Bizzarro Nic Kelman, che studia con Noam Chomsky e scrive un romanzo veloce in cui inserisce ampi riferimenti omerici, sfalsando di continuo i piani della lettura. Scorre fluido, lo stile, nessuna stonatura davvero, col trucco della seconda persona singolare dà del tu al lettore, si prende confidenza l’americano.
Anche con le ragazze, che a loro volta gliene danno perché pagate, o perché minorenni. Chi narra è un uomo senza particolare fascino, non più cinico di altri, mai felice. E’ un dolore sottile che spinge alla ricerca di “carni fresche”, esotiche o meno, un’insoddisfazione che non trova requie e scalpita nei sensi anestetizzati, mai davvero percettivi.

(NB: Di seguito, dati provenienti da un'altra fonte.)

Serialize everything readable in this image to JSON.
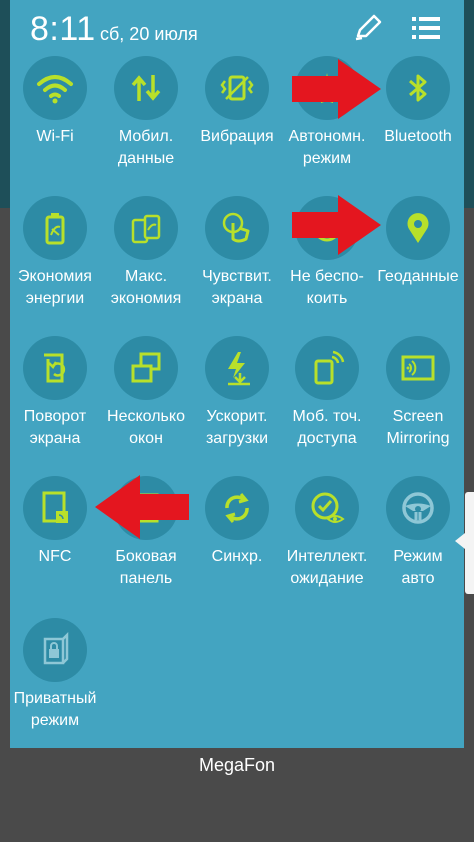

E’ una narrazione definita oltreoceano “mozzafiato”, “scabrosa” – oltre ad altri aggettivi di femminile/sta indignazione – che sa nascondere bene quel che vuole davvero: intristire. Girls di Nic Kelman è un libro triste, che racconta di stanchezza e sovraesposizione dell’apparire.
Lacrimae volvuntur inanes si legge a esergo, come anche il sangue e l’eccitazione e il tempo vanno a scorrere vani. “Se rinuncia alla collera, Agamennone ti offrirà doni preziosi” si ammonisce nell’Iliade, e per il denaro si rinuncia a molto altro ancora. Ma la collera resta, e incancrenisce il vivere, non dà tregue e spinge ad agire pericolosamente, a discapito di un impiegato da licenziare, di una ragazzina da illudere, di una prostituta da sfruttare ancora una volta. La morale è carta velina, va a coprire quel che vuole ricalcare e si strappa facilmente. Kelman scrive un libro che può non interessare, ma riesce ad accartocciare un po’ di morale, e quel che viene chiamato cinismo o crudezza non è che realtà da dare per scontata, a tratti anche un po’ banale.

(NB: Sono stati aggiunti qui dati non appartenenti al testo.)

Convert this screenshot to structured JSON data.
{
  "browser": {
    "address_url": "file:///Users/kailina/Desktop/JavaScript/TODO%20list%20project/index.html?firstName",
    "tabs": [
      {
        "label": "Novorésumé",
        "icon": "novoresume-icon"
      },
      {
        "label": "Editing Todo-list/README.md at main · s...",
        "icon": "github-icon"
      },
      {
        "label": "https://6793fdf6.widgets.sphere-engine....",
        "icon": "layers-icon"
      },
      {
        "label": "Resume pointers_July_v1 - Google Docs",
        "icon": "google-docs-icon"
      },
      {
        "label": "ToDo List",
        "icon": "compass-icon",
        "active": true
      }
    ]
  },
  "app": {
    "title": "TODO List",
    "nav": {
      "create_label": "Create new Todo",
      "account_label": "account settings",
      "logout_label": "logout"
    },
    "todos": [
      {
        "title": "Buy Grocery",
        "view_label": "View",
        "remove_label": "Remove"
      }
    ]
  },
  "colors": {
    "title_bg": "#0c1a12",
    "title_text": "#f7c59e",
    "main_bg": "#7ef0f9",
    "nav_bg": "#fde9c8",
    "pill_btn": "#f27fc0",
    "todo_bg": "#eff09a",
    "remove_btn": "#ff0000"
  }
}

Non è un libro che tratta di “ragazze”, né di rapporti amorosi o sessuali, è uno scivolare cupo lungo membra femminili mai abbastanza audaci, mai abbastanza fresche, che perdono di fascino al primo cedimento organico; è una paura folle della morte, dell’inconsistenza assordante della vita che si conduce, di quel che progressivamente si perde convinti di guadagnare, allora quell’ “odore che hanno solo le ragazzine” corrisponde all’unico possibile balsamo – che svanisce appena applicato.

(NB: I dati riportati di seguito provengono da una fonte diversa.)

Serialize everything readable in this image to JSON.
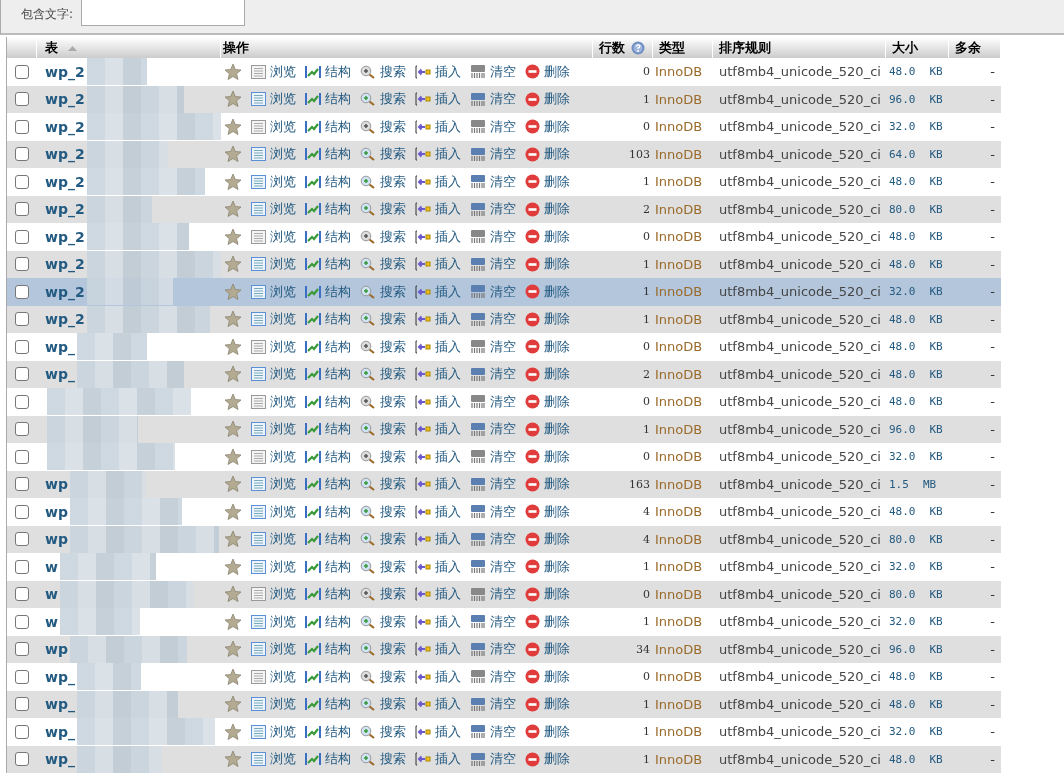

Quando portare avanti la finzione di una vita intera è talmente pauroso, i sensi vanno aggrediti per spaccare il ghiaccio che li umilia e una “non ancora donna” è più facile da prendere e consumare prima che anche lei pretenda, prima che anche il piacere implichi un lavoro di comprensione. Per subito ricominciare a correre, con la paura che insegue di un passo che obbliga a non fermarsi, “perché la vanità più grande non è credere di poter vincere, ma credere di non aver bisogno di combattere”.